Gerard stands on a balcony, probably because the decision to take the portrait was made indoors. This was the nearest location which had enough natural light to shoot without a flash. Overcast days are good for portraits: diffuse light flatters the skin. It's best to frame the shot so the gray sky remains outside the picture. This is one reason why family photographs that mix scenery with portraiture seldom turn out well: when the light is good for the setting it's usually far too harsh on faces.
Amateur portraits tend to be contrasty. Even though the light is diffuse Gerard's face still has harsh shadows. This happens because no camera responds as well to differences in brightness as the human eye does. For this informal balcony portrait, taken on the spur of the moment, I would have directed Gerard to stand at the far end of the balcony. That would permit the use of a longer lens setting to eliminate the slight wide angle distortion and allow a framing that would have gotten more of the softer tones from the trees and the red brick building. The thing to do would be frame the shot to minimize the gray sky and eliminate the cellular phone store completely (it's colorful but it's distracting). Even a gray sky will be very bright in early afternoon; reframe to minimize sky and the camera would handle the face better.
Also this shot would work better as more of a close-up to minimize the wrinkles on his shirt. This photographer is significantly taller than Gerard. It's unlikely I'd tower over him, but if that happened I'd bend my knees to bring the shot to eye level. Photographers who are vertically challenged do well to remember this tip: it often yields charming results when photographing children.

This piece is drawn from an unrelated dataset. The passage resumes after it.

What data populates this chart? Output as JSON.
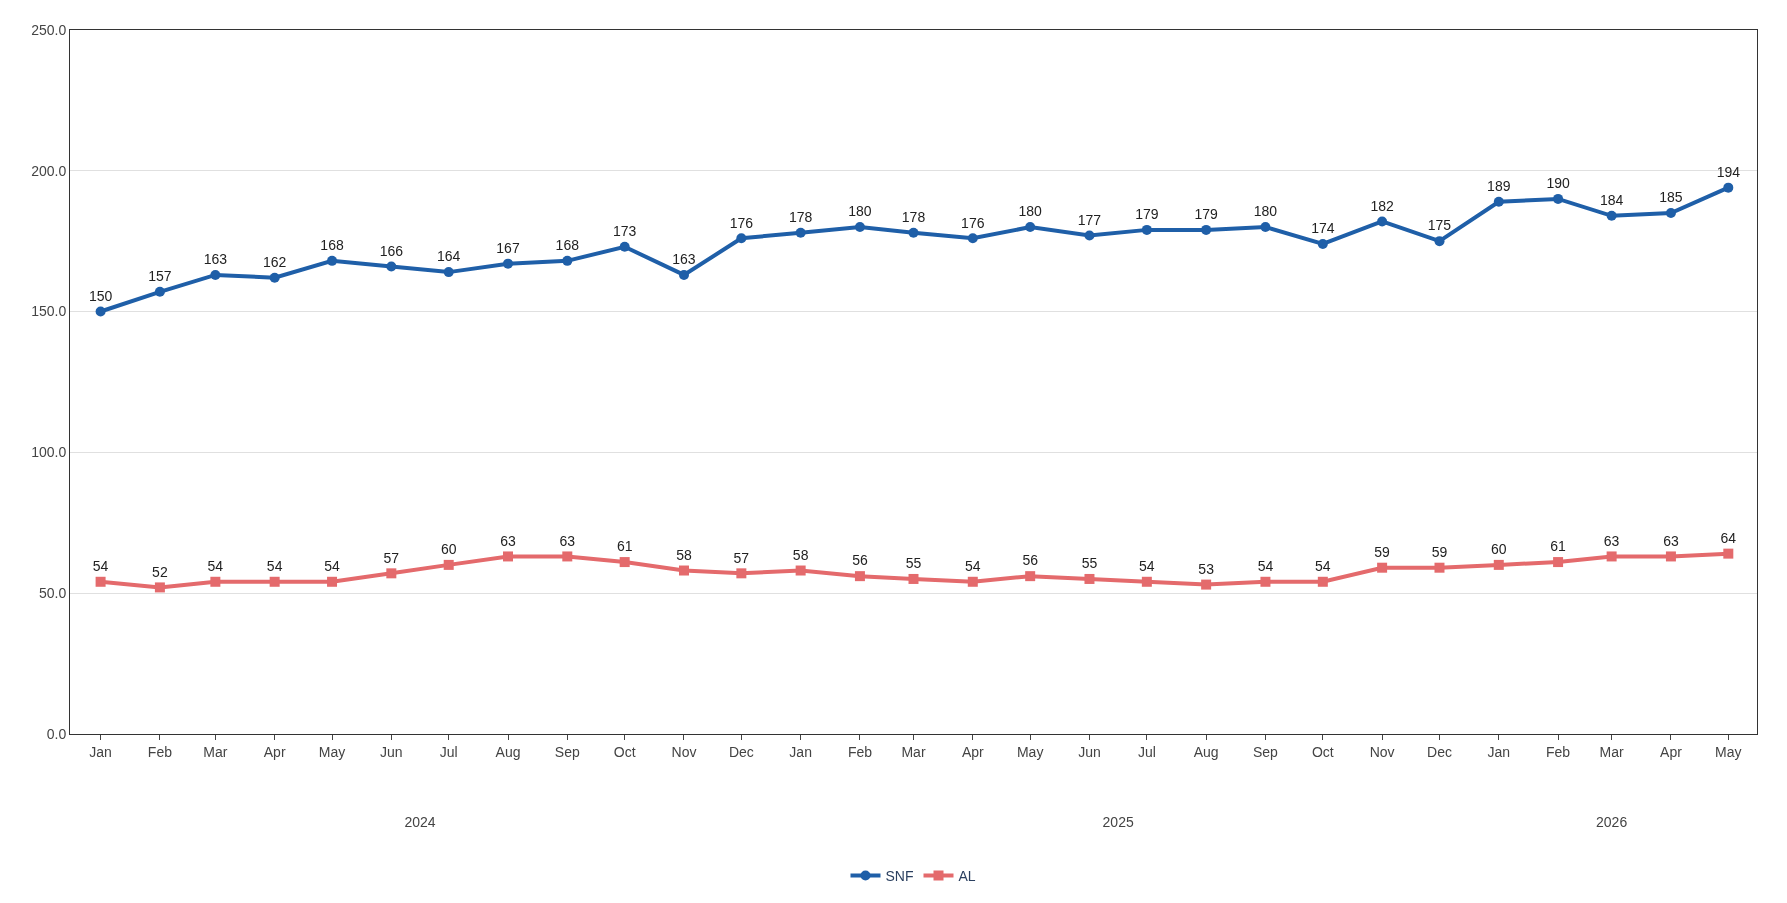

But...this is what we've actually got to work with. It isn't bad for an amateur portrait. Let's tweak it a little. The first thing I did when I saw it (Gerard was running for the WMF board) was bring out the shadows in his face using the Photoshop shadow/highlight tool. It's a manual adjustment that helps get the facial shadows back to what the human eye would perceive. Also added a mild linear brightness gradient to reduce the shadows globally. Here's what resulted.
This type of minor change usually isn't a problem; this version ran at Meta during the latter part of the recent board election where Gerard was a candidate. Suppose we were editing for a private album? Well, for family and friends one can go a little further.
This adds a second gradient mask to put a little blue into the sky. Also brightened the whites of his eyes very slightly. Brightening the eyes is a retouching trick that makes people appear healthier. Also I'd still rather have a closer crop.